Alors que les collectivités locales du pays entrent pleinement dans la transition avec les délégations spéciales remplaçant les conseils communaux à tous les niveaux, il est légitime de se demander quel cap suivre. Arbitrer entre le cadre légal dans lequel les nouvelles administrations décentralisées devront opérer et les réalités quotidiennes ne sera pas une tâche aisée.
Tout commence par le décalage entre la lettre de mission adressée aux délégations spéciales et le code des collectivités en vigueur. En effet, dans ce document signé par le ministre de l’Administration du Territoire, des instructions sont données, avec mention d' »actions prioritaires ».
Selon la lettre dont Guineenews a obtenu une copie, il est demandé d’élaborer et d’adopter le budget des communes, ainsi que de mettre à jour et d’adopter les Plans de Développement Local (PDL), les Plans de Travail Annuel (PTA) et les Programmes Annuels d’Investissement (PAI).
De plus, le général Ibrahima Kalil Condé enjoint les remplaçants des élus locaux à mettre en œuvre les activités prévues dans les budgets, les PTA et les PAI, tout en assurant la coordination efficace des différentes initiatives pour garantir leur réalisation dans les délais impartis.
Il est également mentionné le recrutement du personnel des communes, conformément aux procédures prévues par la Loi portant Statut des Fonctionnaires des Collectivités Locales.
Il est précisé que l’ensemble de ces documents stratégiques, à savoir les budgets, les PDL, les PTA mettant en évidence les actions prioritaires de développement socio-économique, ainsi que les appels à candidatures pour le recrutement, doivent être transmis au représentant de l’État pour approbation avant leur mise en œuvre.

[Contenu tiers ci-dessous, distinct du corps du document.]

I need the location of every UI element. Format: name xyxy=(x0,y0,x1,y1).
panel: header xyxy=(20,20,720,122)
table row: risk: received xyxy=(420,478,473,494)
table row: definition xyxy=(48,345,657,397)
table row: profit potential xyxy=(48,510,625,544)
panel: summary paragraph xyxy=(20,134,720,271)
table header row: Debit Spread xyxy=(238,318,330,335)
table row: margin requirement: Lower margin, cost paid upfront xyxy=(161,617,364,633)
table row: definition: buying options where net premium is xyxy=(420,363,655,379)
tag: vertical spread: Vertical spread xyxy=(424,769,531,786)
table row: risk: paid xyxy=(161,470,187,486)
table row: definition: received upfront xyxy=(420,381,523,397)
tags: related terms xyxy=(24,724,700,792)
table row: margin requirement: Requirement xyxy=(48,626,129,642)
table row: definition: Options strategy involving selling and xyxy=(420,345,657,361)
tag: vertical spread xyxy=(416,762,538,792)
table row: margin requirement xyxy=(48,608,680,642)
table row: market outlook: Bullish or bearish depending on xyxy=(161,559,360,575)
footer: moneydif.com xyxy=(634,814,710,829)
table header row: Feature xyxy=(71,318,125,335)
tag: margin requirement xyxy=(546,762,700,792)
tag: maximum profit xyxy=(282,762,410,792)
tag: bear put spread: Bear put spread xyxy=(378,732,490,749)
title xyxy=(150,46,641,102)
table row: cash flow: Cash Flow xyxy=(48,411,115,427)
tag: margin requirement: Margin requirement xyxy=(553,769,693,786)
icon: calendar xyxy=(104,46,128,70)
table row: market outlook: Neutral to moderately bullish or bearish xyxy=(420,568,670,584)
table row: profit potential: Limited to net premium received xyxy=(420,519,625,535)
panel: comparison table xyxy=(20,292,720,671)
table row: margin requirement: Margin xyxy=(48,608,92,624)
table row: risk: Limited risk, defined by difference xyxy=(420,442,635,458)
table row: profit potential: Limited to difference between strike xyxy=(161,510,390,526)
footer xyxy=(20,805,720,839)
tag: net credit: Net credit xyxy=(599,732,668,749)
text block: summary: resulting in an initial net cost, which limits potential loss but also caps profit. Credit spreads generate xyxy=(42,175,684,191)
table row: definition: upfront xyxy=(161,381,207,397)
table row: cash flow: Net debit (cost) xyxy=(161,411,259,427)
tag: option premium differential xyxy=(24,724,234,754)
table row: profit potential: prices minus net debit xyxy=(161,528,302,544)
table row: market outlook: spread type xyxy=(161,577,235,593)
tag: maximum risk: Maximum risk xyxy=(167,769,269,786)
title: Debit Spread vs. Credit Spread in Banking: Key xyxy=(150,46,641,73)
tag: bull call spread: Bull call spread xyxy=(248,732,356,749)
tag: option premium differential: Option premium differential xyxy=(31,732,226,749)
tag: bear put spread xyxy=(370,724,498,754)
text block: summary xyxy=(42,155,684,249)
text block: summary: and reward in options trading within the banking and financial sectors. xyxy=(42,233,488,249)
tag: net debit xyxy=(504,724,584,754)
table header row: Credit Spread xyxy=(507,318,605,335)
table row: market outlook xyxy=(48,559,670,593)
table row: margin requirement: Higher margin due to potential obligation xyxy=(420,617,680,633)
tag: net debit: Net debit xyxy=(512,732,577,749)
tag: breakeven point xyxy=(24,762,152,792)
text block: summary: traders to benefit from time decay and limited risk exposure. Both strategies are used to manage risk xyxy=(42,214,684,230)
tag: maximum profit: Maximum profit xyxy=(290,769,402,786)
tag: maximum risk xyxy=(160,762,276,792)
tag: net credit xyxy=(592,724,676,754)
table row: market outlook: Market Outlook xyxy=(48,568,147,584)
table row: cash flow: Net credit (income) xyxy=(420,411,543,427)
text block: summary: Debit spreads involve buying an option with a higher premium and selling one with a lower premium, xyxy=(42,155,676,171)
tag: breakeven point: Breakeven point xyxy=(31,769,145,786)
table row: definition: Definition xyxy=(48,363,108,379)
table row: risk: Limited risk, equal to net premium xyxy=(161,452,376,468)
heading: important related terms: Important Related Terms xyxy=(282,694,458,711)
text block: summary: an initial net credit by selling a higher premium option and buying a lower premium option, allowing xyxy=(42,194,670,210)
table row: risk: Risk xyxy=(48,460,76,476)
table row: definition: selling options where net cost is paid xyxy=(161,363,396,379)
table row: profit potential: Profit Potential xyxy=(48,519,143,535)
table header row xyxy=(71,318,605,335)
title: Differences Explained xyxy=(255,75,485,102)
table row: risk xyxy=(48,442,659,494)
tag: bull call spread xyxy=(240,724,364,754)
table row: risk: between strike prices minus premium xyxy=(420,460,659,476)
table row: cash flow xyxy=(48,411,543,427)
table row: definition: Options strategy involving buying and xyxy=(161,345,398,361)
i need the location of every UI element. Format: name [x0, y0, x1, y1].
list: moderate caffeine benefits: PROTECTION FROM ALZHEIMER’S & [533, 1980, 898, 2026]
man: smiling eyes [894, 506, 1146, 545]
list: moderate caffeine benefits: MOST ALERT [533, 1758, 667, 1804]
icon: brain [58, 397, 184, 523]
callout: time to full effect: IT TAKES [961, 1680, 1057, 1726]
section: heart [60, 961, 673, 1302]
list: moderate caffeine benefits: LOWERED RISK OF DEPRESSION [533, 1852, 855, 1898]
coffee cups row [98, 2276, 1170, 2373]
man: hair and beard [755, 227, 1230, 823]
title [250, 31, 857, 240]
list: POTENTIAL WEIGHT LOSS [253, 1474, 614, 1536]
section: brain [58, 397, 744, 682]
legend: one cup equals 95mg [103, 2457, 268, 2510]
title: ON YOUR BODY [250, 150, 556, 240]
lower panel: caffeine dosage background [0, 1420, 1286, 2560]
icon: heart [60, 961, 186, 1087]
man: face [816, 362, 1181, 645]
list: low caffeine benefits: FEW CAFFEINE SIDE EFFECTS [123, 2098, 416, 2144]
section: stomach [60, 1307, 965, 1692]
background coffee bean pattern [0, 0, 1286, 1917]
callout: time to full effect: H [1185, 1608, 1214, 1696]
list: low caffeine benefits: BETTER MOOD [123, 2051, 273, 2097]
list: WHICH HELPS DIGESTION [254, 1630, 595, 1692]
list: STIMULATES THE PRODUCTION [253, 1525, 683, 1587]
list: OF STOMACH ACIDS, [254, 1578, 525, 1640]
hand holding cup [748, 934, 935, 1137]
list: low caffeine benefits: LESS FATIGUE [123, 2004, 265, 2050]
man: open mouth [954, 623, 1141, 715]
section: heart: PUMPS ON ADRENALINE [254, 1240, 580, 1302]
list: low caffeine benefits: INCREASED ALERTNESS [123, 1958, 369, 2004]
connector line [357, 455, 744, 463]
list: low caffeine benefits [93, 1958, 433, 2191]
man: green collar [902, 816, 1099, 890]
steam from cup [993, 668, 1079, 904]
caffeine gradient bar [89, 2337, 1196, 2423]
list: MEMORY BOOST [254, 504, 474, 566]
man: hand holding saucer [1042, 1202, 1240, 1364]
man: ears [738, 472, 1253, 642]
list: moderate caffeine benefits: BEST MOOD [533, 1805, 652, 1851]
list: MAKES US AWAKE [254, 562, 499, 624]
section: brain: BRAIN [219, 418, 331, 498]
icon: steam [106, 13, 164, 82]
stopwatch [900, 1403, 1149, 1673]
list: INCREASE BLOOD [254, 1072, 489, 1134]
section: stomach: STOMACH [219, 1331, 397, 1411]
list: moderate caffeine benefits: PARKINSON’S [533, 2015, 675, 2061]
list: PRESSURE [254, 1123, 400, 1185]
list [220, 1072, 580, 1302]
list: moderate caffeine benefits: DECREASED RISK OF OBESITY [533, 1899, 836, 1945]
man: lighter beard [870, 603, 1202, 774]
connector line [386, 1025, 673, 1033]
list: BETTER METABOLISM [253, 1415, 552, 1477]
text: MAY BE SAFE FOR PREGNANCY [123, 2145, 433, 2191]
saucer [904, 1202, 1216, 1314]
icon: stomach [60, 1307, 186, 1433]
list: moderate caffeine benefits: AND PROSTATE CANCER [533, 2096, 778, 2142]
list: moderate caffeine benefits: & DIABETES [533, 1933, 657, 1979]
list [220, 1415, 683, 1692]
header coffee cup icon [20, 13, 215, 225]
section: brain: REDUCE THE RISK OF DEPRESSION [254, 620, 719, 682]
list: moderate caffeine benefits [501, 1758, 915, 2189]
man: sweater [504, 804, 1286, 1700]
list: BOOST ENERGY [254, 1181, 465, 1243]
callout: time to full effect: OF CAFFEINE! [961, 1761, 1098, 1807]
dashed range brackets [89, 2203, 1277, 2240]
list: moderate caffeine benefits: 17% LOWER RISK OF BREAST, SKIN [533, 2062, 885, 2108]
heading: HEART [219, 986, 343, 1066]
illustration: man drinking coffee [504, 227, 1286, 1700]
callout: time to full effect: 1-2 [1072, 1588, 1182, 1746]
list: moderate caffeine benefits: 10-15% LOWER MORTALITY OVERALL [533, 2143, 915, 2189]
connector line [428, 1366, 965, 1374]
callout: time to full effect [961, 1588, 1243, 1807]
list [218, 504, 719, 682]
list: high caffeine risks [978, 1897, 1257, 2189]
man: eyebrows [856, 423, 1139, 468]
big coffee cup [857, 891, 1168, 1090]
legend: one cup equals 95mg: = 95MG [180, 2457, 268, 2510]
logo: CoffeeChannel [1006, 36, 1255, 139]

De plus, des copies des documents validés et approuvés doivent être transmises aux Directions en charge des Collectivités Locales pour la coordination et le suivi de la mise en œuvre des activités et des orientations fixées dans la présente lettre de mission.
Ces instructions suscitent des interrogations à plusieurs niveaux. Un observateur, interrogé par Guineenews afin d’obtenir un avis d’expert sur la question, évitant tout commentaire, renvoie à juste titre au code des collectivités.
Dans ce document, l’article 104 stipule que « la Délégation Spéciale ne peut engager les finances de la Commune au-delà des ressources disponibles de l’exercice courant, sauf lorsque son mandat a commencé durant le cours d’un mandat ».
Par ailleurs, le même article prévoit que « lorsque le mandat d’une Délégation Spéciale s’étend sur plus d’un exercice budgétaire, elle est alors autorisée à engager les finances de la Commune à raison d’un douzième (1/12) des prévisions budgétaires de l’exercice durant lequel elle a débuté son mandat, pour chaque mois ou portion de mois durant lequel son mandat s’étend sur l’exercice suivant. »
Toutefois, le code précise que « elle ne peut ni préparer le budget de la Commune, ni examiner les comptes de l’Ordonnateur ou du Receveur, ni modifier le personnel de la Collectivité, leur affectation, leur rémunération ou leurs conditions de travail. »
Il reste donc à déterminer s’il n’était pas nécessaire de modifier le code des collectivités avant de mettre en place les délégations, en particulier en ce qui concerne la rémunération et les conditions de travail des employés des communes qui méritent d’être largement améliorées.